HI, Thank you for your interest in my writing.

I’ve seen a lot of posts on the pytorch forum but couldn’t find a solution to what I was wondering about.

Can 3 dataloaders be applied to DistributedDataParallel??

The process I think is as follows.

GPU1 GPU2 GPU3
model model model
dataloader1 dataloader2 dataloader3

I want to backpropagation by averaging the loss values of each dataloader.

Are there any possible methods or examples??

Each data loader has different image size and batch size, so concatDataset cannot be used.

If there is a way, please comment.

Thank you.

mrshenli · March 17, 2021, 7:15pm

The process I think is as follows.

GPU1 GPU2 GPU3
model model model
dataloader1 dataloader2 dataloader3

This is possible and is actually the recommended use case for DDP. For dataloader, you can use the DistributedSampler and set num_replicas properly to match DDP world size.

I want to backpropagation by averaging the loss values of each dataloader.

This is a bit tricky. With DDP, outputs and losses are local to each process. DDP synchronizes models by synchronizing gradients. More details are available in this PyTorch Distributed paper.

Each data loader has different image size and batch size, so concatDataset cannot be used.

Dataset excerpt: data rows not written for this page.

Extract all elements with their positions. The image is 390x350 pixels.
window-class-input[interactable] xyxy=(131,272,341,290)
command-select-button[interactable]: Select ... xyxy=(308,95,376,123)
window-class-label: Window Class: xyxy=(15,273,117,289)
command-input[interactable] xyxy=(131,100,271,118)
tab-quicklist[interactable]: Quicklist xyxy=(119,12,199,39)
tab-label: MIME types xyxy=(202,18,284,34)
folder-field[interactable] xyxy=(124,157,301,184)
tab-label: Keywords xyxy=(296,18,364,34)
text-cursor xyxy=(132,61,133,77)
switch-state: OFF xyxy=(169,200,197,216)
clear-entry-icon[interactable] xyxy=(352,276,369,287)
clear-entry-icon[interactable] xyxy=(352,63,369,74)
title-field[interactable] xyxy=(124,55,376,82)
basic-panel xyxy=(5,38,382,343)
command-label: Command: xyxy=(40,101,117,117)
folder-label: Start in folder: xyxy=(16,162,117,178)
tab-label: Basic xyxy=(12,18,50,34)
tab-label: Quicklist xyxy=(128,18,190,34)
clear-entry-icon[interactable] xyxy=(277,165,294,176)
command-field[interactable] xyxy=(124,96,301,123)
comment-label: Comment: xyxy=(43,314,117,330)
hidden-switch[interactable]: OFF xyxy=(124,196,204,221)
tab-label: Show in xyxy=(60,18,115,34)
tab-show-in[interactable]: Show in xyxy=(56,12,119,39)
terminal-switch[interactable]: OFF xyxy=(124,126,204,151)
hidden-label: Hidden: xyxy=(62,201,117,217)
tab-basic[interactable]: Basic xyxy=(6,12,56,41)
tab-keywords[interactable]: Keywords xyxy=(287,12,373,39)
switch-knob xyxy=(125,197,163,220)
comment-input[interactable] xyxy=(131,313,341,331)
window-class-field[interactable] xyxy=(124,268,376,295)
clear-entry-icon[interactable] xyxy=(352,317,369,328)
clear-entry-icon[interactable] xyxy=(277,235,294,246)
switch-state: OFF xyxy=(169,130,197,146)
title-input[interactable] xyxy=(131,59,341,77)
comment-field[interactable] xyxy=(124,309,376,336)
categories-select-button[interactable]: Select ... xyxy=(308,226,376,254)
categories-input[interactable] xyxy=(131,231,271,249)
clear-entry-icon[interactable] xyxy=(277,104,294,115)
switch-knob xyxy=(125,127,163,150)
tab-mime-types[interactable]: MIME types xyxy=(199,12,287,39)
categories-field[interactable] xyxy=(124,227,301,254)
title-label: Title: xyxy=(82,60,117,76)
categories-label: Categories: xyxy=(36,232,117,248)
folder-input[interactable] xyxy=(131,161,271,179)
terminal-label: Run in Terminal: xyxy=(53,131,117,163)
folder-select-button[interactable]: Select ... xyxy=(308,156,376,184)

I see. Independent dataloaders could still work with DDP, but you will need to be aware of the implications on model accuracy. Is this the reason why you have to average loss instead of gradients?

ysleer · March 18, 2021, 2:14am

Thanks for the answer.

sorry.

I didn’t understand your answer to “Is this the reason why you have to average loss instead of gradients?”

My question doesn’t seem to be clear.

To be more simply, I want to training one model using multiple dataloader.

All I want to do is update using the average of the losses calculated from multiple dataloader.

I just want to use various loss values using various image size and batch size.

Please tell me what you want to know specifically about my question.

mrshenli · March 18, 2021, 2:29am

I just want to use various loss values using various image size and batch size.

If this is all you need, you don’t need to average loss. You can let each DDP process creates its own independent data loader and then produce a local loss. Then, during the backward pass, DDP will synchronize gradients for you.

ysleer · March 18, 2021, 3:12am

Okay.

Do you have any examples or documentation for reference?

Thank you.

mrshenli · March 18, 2021, 2:22pm

Yep, here is a starter example: Distributed Data Parallel — PyTorch 1.8.0 documentation

You can replace the torch.randn(20, 10).to(rank) random input tensor by input and labels from a dataloader example

Here is a complete list of DDP tutorials: PyTorch Distributed Overview — PyTorch Tutorials 1.8.0 documentation

It should work, but will have different accuracy implications to different applications, depending on your model, data, batch size, loss function, etc. I would suggest taking a look at the DDP paper or at lest the design notes and verify whether DDP’s gradient averaging algorithm is OK for your application.